Letterier was a bit of an innocent, too. "I was 29 when I directed
this film. So with Jet Li, Morgan Freeman and Bob Hoskins in front of
your eyepiece, you have to pretend to be a real director! I quickly
realized that the way to direct them is not to direct them. You don't
make them act; you make them react off each other. You don't direct
Morgan Freeman. You just let him do what he does. Bob Hoskins you can
direct to give you small, everything in between up to large." Of
Hoskin's fulminating gangster blowhard in "Unleashed," Letterier says,
"You can get `Roger Rabbit' Bob Hoskins or `Long Good Friday' Bob
Hoskins. I wanted it in between the two of them."
"I don't like the American title," he says with a grin and a shrug.

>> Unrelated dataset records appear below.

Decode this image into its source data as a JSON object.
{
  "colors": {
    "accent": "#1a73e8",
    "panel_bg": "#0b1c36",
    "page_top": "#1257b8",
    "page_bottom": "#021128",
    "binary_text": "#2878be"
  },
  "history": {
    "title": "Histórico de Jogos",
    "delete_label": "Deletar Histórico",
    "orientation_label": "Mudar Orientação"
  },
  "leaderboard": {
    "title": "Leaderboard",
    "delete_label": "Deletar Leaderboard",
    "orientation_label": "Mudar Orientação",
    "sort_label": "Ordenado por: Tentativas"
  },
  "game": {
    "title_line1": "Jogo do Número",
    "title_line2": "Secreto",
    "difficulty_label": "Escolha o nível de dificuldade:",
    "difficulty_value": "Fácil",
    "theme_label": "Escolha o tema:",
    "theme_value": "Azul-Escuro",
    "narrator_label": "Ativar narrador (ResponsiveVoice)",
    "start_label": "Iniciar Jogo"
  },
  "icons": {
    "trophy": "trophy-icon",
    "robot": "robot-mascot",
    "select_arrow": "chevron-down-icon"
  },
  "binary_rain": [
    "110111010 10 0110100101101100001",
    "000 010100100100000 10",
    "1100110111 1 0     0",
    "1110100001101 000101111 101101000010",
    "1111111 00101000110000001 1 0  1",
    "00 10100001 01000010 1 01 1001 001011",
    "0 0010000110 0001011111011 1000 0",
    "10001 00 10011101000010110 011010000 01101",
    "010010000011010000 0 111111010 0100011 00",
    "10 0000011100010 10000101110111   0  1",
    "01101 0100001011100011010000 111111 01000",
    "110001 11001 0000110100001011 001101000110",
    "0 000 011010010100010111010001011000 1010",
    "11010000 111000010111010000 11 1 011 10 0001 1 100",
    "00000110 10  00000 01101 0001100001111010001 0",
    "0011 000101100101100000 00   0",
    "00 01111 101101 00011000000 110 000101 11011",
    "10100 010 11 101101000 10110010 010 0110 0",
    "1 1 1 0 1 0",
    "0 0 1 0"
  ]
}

" `Danny the Dog,' yeah; `Unleashed'?" He laughs, gesturing that
anything could bear that title. "I saw the `Star Wars' trailer: `Star
Wars Unleashed'!" He thought the original title better suited the
original concept. "I wanted to make a David Fincher kind of movie with
lots of effects, `Super Dog!' And then we lost 30 percent of the money
halfway through the film. We were supposed to be doing it with another
studio, but they said, `Bye-bye! It's too hard for us. We wouldn't know
how to market it.' The problem for [most] American studios is that they
couldn't put it in a box. You either have to be an action film or a
drama or something, but this one has everything. The original studio saw
the dailies and they ran away. We all gave back our salaries, but we
couldn't [afford] the visual effects. But I started working with the
actors and therefore simplified my camera direction to let them act."
He also says he didn't want to do a "rap-fu movie," and a moody
score by Massive Attack, with eighty-five minutes of new music, adds
immeasurably to the end product. Leterrier wanted them from the start,
but instead approached the Chemical Brothers, Fat Boy Slim and Aphex
Twin, asking them for "something organic, something moody, something
trip-hop-ish," meaning: "Can you do Massive Attack?" "They're my
favorite band," Leterrier explains. "I didn't know them personally
before. Their last album, `100th Window,' came out while I was shooting,
so it was the soundtrack of my shooting experience. I came back to
Paris, edited the film. Their music is so cinematic, I thought the
entire world had asked them to do soundtracks for their films!"
Leterrier has one last risk he fears. "When the action audience
sits down in the theater, in the middle section, they might get
extremely bored. And for the people who come to see Morgan Freeman being
nice, the first part, with all the violent fights, they might get
freaked out. I wanted extreme violence, not torture violence, but real
violence, like streetfight violence, to shake up the audience and get
them to react, to realize that being at a table, with nice food, a nice
man, a nice girl, eating soup, that's normal and that's nice. People who
have that should appreciate that." "Unleashed" opens Friday.